Russian Kotleti with Podlivka (Котлеты с подливкой)
- 1 medium onion diced
- 250 g mushrooms sliced
- 1 large red pepper cubed 2" pieces
- 2 tablespoons butter
- 2 tablespoons flour
- 1 1/2 tablespoon tomato paste
- 2 cups hot water
- bay leaf optional
- oil for frying
- 500 g spiral corkscrew pasta
Prepare the Beef Kotleti and pasta in advance. Cook pasta al dente. Set aside.
Saute the onions in 1 tablespoon of oil on high until golden brown. Set side.
Saute the sliced mushrooms until the juices are release and they turn golden brown, about 7-8 minutes. Set aside.
Saute the red peppers for about 1-2 minutes, maximum. You just flash fry them, still maintaining their colour. They will continue their cooking later. If you over cook them, they will become mush at the end of the recipe. Trust me. Set aside.
Melt the button in a frying pan until completely melted. Add the flour and mix together using a whisk, whisking til smooth and without lumps.. You are making a roux here, so it might be a bit grainy, but it's important to not have any lumps. Fry flour mixture for 2 minutes on medium-low heat, being careful not to burn it, constantly stirring. Mix in the tomato paste and cook for about another minute.
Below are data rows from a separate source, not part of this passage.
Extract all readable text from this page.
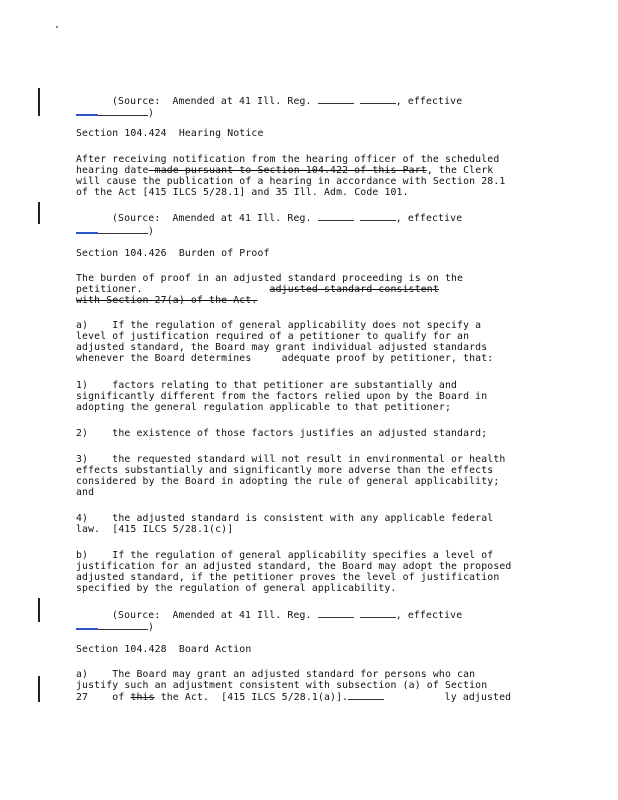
(Source:  Amended at 41 Ill. Reg.	, effective
)
Section 104.424  Hearing Notice
After receiving notification from the hearing officer of the scheduled
hearing date made pursuant to Section 104.422 of this Part, the Clerk
will cause the publication of a hearing in accordance with Section 28.1
of the Act [415 ILCS 5/28.1] and 35 Ill. Adm. Code 101.
(Source:  Amended at 41 Ill. Reg.	, effective
)
Section 104.426  Burden of Proof
The burden of proof in an adjusted standard proceeding is on the
petitioner.	adjusted standard consistent
with Section 27(a) of the Act.
a)    If the regulation of general applicability does not specify a
level of justification required of a petitioner to qualify for an
adjusted standard, the Board may grant individual adjusted standards
whenever the Board determines     adequate proof by petitioner, that:
1)    factors relating to that petitioner are substantially and
significantly different from the factors relied upon by the Board in
adopting the general regulation applicable to that petitioner;
2)    the existence of those factors justifies an adjusted standard;
3)    the requested standard will not result in environmental or health
effects substantially and significantly more adverse than the effects
considered by the Board in adopting the rule of general applicability;
and
4)    the adjusted standard is consistent with any applicable federal
law.  [415 ILCS 5/28.1(c)]
b)    If the regulation of general applicability specifies a level of
justification for an adjusted standard, the Board may adopt the proposed
adjusted standard, if the petitioner proves the level of justification
specified by the regulation of general applicability.
(Source:  Amended at 41 Ill. Reg.	, effective
)
Section 104.428  Board Action
a)    The Board may grant an adjusted standard for persons who can
justify such an adjustment consistent with subsection (a) of Section
27    of this the Act.  [415 ILCS 5/28.1(a)].	ly adjusted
Add the cooked onions and mix through. Whisk in 2 cups of hot water (you can use broth for a richer flavour). Keep stirring out any lumps. Add the bay leaf (optional). Bring to a boil and simmer for about 5 minutes until thickened. Add salt and pepper to taste. Important - taste and adjust. If too thick, you can add more water
In a large stockpot, lay the pre-made kotleti, side by side. Spread the cooked mushroom and peppers across the kotleti. Pour the onion gravy podliva mixture on top of it all, and bring to a low simmer for about 10 minutes.
Serve over cooked spiral pasta, or on mashed potatoes as your main meal.